All of them! The music when the helicopters start flying at night over Pakistan to go to the compound [“Flight to the Compound”], this is the music that I think really tells the story well. It’s a real mix of things. There are some heavy electronic sounds that I tailored myself and kind of created. There’s a big orchestra but it’s not a classical symphonic layout. There’s no woodwinds. There’s no violins. I’ve used only the lower instruments of the orchestra – the bases, the cellos. And for the brass, all the tubas, trombones and french horns. And only once at the end you hear a trumpet, giving a little bit of light. The sound is really dark and deep and earthy. Or one could say sandy! It’s the sound of a war zone.
Rust and Bone
Rust and Bone took you back to France. Can you talk a little bit about the collaboration?
I’ve scored all the movies that Jacques Audiard has directed. It’s a long love story between us, trying to find a voice that would belong to his films only. I’ve grown as he was growing as a director and there is a real sense of continuity if you listen to the first scores I wrote for him in the early 90s and then for Rust and Bone. It’s really connected. This film is obsessively dark with a great sense of humor and some very short but intense moments of violence. He’s a real mix of Scorcese and Jean-Pierre Melville. So there’s something very French and at the same time something that doesn’t hide the influence of the American cinema. On that respect there’s always some beautiful moments for me to score in his films. He likes music in his films to bring something that is not yet on the scene.
What was your favorite moment from the film?

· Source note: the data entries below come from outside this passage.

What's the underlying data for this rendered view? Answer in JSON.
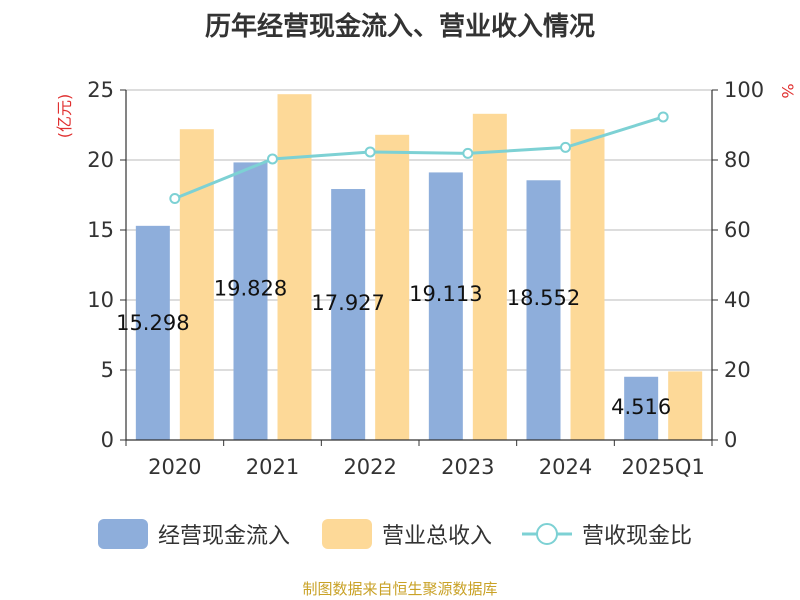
{
  "title": "历年经营现金流入、营业收入情况",
  "footer": "制图数据来自恒生聚源数据库",
  "colors": {
    "bar1": "#8eaedb",
    "bar2": "#fdd998",
    "line": "#7dd1d4",
    "axis": "#333333",
    "grid": "#bbbbbb",
    "unit_red": "#e03030"
  },
  "chart_data": {
    "type": "bar",
    "categories": [
      "2020",
      "2021",
      "2022",
      "2023",
      "2024",
      "2025Q1"
    ],
    "y_left": {
      "unit": "(亿元)",
      "ylim": [
        0,
        25
      ],
      "ticks": [
        0,
        5,
        10,
        15,
        20,
        25
      ]
    },
    "y_right": {
      "unit": "%",
      "ylim": [
        0,
        100
      ],
      "ticks": [
        0,
        20,
        40,
        60,
        80,
        100
      ]
    },
    "series": [
      {
        "name": "经营现金流入",
        "type": "bar",
        "axis": "left",
        "values": [
          15.298,
          19.828,
          17.927,
          19.113,
          18.552,
          4.516
        ],
        "labels": [
          "15.298",
          "19.828",
          "17.927",
          "19.113",
          "18.552",
          "4.516"
        ]
      },
      {
        "name": "营业总收入",
        "type": "bar",
        "axis": "left",
        "values": [
          22.2,
          24.7,
          21.8,
          23.3,
          22.2,
          4.9
        ]
      },
      {
        "name": "营收现金比",
        "type": "line",
        "axis": "right",
        "values": [
          69,
          80.3,
          82.3,
          81.9,
          83.6,
          92.3
        ]
      }
    ],
    "grid": true,
    "legend_position": "bottom"
  }
}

I very much like the last moments of the film when they go by the lake. There’s a very gentle melody there. And then the scene in the hospital I wrote for a sextet for three violins and three cellos. And it sounds really, really intimate and fragile. I asked the players to play with one hair of their bow – at the edge of breaking a sound. And it creates something very fragile and very tender. And you see this big guy played by Matthais Schoenaerts with his broken hands touching his little boy and holding his hands and being so moved. The music tries to bring the emotion without being pushy and melodramatic.

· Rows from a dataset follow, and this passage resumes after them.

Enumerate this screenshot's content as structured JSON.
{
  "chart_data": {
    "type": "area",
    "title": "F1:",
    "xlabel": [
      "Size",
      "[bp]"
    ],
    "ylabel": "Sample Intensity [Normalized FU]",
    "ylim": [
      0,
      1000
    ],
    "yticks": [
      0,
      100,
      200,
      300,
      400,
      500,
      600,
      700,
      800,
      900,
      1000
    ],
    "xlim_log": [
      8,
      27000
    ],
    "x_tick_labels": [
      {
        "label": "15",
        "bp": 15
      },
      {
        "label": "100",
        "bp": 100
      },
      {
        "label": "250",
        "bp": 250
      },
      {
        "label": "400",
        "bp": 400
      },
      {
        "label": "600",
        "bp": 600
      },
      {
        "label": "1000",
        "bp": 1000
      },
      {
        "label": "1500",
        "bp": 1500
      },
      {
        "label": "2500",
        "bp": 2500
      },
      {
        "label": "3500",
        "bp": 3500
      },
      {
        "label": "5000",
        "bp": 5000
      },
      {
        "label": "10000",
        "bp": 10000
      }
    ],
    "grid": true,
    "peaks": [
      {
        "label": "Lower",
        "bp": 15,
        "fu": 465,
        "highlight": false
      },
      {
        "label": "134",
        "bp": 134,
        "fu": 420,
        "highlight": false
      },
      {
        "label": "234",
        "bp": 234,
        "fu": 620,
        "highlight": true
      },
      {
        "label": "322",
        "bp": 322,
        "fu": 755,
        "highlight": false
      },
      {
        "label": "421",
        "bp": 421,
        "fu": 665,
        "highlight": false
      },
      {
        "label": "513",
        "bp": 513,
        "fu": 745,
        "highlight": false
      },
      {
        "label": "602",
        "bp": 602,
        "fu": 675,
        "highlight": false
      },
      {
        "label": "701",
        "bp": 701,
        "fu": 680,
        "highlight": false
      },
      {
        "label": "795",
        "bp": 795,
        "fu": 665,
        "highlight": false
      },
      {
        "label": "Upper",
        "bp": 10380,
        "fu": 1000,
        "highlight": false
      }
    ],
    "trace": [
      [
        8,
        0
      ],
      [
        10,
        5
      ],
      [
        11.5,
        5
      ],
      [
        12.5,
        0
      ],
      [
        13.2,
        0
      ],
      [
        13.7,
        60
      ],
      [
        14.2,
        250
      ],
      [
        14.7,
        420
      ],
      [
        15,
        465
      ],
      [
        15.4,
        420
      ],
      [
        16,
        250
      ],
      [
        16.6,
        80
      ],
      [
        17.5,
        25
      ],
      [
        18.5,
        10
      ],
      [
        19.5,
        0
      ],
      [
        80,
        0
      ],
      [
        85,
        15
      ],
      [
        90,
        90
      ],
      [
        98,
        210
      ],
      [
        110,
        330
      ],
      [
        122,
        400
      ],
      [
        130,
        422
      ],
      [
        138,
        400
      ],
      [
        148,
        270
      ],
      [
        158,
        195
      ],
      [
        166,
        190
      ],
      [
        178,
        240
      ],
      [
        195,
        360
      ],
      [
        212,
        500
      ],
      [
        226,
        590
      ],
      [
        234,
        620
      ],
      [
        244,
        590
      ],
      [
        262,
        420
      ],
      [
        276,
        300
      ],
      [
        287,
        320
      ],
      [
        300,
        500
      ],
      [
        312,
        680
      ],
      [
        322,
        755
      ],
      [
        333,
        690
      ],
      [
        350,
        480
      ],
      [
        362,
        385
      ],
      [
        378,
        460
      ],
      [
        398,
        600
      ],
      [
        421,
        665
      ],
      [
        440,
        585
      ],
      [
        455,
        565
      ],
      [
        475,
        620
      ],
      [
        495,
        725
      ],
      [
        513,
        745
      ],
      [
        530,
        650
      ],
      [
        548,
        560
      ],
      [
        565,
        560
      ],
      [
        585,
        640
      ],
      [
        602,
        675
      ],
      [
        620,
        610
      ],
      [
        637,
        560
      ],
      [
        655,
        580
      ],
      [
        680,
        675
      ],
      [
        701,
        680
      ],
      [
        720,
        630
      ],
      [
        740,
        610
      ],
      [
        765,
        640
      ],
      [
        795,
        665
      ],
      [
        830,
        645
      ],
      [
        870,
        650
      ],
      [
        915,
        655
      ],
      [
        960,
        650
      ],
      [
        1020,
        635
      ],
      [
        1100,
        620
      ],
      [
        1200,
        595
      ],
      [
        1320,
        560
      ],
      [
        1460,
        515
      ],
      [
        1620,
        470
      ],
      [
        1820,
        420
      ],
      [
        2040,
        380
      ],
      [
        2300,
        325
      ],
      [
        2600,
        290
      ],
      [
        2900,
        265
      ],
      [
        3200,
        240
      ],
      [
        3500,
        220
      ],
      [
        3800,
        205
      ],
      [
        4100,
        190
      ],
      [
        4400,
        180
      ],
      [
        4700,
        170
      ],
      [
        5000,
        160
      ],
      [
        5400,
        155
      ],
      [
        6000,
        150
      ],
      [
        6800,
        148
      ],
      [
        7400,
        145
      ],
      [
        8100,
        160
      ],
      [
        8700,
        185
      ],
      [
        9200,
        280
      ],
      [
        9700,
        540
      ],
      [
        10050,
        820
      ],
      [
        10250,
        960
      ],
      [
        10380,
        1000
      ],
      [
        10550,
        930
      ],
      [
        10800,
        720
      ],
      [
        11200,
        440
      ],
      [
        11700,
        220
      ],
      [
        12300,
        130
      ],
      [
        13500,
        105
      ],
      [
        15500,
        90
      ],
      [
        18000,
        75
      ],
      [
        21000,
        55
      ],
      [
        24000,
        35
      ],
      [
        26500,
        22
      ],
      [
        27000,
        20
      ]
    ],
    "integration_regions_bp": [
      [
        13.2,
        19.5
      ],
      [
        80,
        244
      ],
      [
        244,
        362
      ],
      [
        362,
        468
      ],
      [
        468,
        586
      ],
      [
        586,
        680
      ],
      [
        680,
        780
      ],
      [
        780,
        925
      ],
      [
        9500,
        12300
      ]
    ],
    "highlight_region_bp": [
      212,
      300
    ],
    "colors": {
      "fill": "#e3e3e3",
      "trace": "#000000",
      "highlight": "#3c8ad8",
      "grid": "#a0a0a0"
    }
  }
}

Moonrise is definitely a change of pace from the previous three. It must have been nice to step out of the darkness of the other films.

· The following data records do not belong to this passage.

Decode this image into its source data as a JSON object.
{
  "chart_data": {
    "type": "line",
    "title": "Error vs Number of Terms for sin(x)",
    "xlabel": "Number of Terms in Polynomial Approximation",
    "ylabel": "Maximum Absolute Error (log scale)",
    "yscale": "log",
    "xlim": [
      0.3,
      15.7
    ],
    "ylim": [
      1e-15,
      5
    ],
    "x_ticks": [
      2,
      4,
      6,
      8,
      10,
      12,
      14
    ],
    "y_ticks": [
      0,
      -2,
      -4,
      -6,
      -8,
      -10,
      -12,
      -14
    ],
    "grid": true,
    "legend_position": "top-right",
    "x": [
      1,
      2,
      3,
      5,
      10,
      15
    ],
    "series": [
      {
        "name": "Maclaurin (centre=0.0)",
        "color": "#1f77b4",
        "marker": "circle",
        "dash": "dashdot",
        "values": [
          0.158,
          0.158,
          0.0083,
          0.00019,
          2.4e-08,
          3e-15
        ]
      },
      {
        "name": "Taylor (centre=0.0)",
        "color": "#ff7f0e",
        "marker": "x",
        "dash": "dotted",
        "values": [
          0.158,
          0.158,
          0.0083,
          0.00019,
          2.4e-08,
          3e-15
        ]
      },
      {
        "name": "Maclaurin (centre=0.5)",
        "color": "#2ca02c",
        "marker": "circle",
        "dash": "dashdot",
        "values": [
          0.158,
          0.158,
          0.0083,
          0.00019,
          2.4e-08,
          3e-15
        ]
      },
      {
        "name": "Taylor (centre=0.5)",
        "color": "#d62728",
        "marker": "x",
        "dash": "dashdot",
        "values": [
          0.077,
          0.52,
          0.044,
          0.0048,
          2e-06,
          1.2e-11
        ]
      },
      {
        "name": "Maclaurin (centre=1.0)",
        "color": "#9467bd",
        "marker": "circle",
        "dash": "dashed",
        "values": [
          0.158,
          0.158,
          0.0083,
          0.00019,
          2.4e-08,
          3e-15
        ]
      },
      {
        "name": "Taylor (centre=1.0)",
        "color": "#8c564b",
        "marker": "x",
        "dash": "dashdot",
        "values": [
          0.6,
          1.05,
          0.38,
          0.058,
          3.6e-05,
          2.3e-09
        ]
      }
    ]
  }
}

You understand now why I like to go from one type of film to another! I was glad to go into this incredible world of fantasy. Wes wanted me to write a suite, a kind of classical suite that would be an echo to Britten’s young musicians piece. So I wrote a suite and sent it to him. He loved it and that was the start. It’s really fun to work with Wes because he always comes with ideas. He pushes me. He stretches me to be more relaxed. He drives me crazy, but in a good way. The world that he offers us relates to nothing that we know and that’s the incredible magic of Wes’s talents. He writes incredible stories.